Each #[case] runs as a separate test - failures don't stop subsequent cases. Test names become add_cases::case_1, add_cases::case_2, etc.

Step 3 - Named cases

#[rstest]
#[case::positive(1, 2, 3)]
#[case::zero(0, 0, 0)]
#[case::negative(-1, 1, 0)]
fn add_named(#[case] a: i32, #[case] b: i32, #[case] expected: i32) {
    assert_eq!(add(a, b), expected);
}

Test names: add_named::positive, add_named::zero, etc. - much better for failure logs.

Step 4 - Fixtures

use rstest::{fixture, rstest};

#[fixture]
fn db() -> Database {
    Database::new_test_instance()
}

#[fixture]
fn user(db: Database) -> User {
    db.create_user("alice")
}

#[rstest]
fn test_user_id(user: User) {
    assert_eq!(user.id, 1);
}

#[rstest]
fn test_user_email(user: User, db: Database) {
    assert_eq!(db.find_user(user.id).email, "alice@example.com");
}

Fixtures are functions with #[fixture]; tests with #[rstest] auto-receive them via parameter name matching. Fixture chaining works (a fixture can request other fixtures).

Step 5 - Matrix tests (cartesian product)

#[rstest]
fn test_matrix(
    #[values("alice", "bob", "charlie")] name: &str,
    #[values(0, 18, 65)] age: u32,
) {
    let user = User::new(name, age);
    assert!(user.is_valid());
}

Runs 3 × 3 = 9 tests with all combinations. Equivalent to nested #[case] for cartesian product.

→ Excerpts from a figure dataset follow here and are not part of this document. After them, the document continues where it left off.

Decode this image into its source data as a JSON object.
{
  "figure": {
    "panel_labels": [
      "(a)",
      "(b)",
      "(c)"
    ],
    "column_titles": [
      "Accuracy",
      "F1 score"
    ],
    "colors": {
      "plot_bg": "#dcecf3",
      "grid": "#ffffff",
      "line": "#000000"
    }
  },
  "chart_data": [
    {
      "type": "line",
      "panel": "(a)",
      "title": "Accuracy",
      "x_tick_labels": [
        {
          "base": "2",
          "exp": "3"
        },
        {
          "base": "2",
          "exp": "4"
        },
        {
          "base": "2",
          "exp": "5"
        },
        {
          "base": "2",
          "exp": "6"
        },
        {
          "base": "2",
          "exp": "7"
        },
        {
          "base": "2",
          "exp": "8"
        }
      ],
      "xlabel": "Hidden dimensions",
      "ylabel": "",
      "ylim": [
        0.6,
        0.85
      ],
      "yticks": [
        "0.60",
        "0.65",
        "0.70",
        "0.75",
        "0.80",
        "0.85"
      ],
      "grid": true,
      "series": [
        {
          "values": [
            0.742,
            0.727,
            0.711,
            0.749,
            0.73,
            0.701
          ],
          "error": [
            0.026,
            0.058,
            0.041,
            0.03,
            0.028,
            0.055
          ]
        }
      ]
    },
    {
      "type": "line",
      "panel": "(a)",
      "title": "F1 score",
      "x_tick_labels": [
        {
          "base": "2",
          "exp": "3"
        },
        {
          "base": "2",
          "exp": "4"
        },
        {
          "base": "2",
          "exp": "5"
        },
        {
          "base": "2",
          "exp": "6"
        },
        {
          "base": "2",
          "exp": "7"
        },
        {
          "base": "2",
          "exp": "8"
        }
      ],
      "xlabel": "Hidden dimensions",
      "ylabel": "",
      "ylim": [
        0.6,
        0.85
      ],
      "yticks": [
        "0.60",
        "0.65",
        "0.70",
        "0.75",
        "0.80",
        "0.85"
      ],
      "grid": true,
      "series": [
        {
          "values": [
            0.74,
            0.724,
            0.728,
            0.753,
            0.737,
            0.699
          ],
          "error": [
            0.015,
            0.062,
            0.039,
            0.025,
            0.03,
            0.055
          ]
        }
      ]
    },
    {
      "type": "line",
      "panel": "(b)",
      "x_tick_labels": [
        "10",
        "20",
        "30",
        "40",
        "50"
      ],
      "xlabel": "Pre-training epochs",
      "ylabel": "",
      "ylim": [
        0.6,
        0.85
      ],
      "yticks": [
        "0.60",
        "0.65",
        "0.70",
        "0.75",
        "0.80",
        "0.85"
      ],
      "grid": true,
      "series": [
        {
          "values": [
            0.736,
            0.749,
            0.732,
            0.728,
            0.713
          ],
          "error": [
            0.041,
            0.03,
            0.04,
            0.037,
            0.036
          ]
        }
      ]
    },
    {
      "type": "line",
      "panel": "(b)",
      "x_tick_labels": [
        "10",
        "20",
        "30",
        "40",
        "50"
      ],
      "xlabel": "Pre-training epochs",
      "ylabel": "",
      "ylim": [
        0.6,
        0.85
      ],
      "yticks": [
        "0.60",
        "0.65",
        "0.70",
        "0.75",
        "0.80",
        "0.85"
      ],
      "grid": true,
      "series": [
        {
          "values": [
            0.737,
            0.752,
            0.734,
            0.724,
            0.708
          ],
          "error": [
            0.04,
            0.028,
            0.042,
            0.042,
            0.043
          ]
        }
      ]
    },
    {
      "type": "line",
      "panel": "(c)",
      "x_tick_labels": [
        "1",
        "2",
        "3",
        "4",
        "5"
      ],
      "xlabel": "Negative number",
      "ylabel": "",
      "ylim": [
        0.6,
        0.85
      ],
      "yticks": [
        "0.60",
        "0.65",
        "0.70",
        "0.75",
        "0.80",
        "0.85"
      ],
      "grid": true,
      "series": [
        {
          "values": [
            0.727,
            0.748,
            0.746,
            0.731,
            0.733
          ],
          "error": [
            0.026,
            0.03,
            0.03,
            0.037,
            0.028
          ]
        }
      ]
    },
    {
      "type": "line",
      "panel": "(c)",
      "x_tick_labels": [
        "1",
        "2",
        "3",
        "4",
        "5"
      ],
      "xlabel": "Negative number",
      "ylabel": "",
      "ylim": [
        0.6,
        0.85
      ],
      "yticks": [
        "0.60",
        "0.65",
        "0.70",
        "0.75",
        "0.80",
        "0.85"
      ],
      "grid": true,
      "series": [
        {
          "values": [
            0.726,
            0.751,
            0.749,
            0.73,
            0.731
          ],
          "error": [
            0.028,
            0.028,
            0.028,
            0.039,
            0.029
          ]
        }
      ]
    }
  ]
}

Step 6 - Combined #[case] + #[values]

#[rstest]
#[case::happy("alice")]
#[case::edge("a")]
fn test_with_values(
    #[case] base_name: &str,
    #[values(0, 1, 100)] count: u32,
) {
    // happy × 3 values = 3 tests
    // edge × 3 values = 3 tests
}

Step 7 - Async tests

use rstest::rstest;

#[rstest]
#[case(1, 2, 3)]
#[case(0, 0, 0)]
#[tokio::test]
async fn async_add_cases(#[case] a: i32, #[case] b: i32, #[case] expected: i32) {
    let result = add_async(a, b).await;
    assert_eq!(result, expected);
}

For async fixtures, use #[future]:

use rstest::*;

#[fixture]
async fn db_async() -> Database {
    Database::connect_async().await.unwrap()
}

#[rstest]
#[tokio::test]
async fn test_async(#[future] db_async: Database) {
    let db = db_async.await;
    assert!(db.is_connected());
}

Step 8 - Indirect fixtures (parameterize fixture instances)

#[fixture]
fn user(#[default("alice")] name: &str) -> User {
    User::new(name)
}

#[rstest]
#[case::alice("alice")]
#[case::bob("bob")]
fn test_user(#[case] expected_name: &str, #[with(expected_name)] user: User) {
    assert_eq!(user.name, expected_name);
}

#[with(...)] injects custom args into the fixture for that test.

Step 9 - CI integration

Same as plain cargo test:

- run: cargo test --all-targets

rstest tests are discovered + run by cargo test natively - no separate runner.

Anti-patterns

Anti-patternWhy it failsFix
Use rstest for single-case testsAdds dependency for no benefitPlain #[test] for single cases
Skip #[case::name]Test names become case_1, case_2; debug-hostileAlways name cases (Step 3)
Heavy matrix (5 dims × 5 values = 3125 tests)Combinatorial explosionStrategic cases vs full matrix
Mix sync + async tests in same parametrizeConfusingSeparate #[rstest] blocks per sync/async

Limitations

  • Adds a dev dependency for what's syntactic sugar over #[test].
  • Test name generation can be opaque without explicit case names.
  • Some IDE integrations don't show parametrized test cases as separate items.
  • Async fixture support is solid but newer; pin recent rstest version.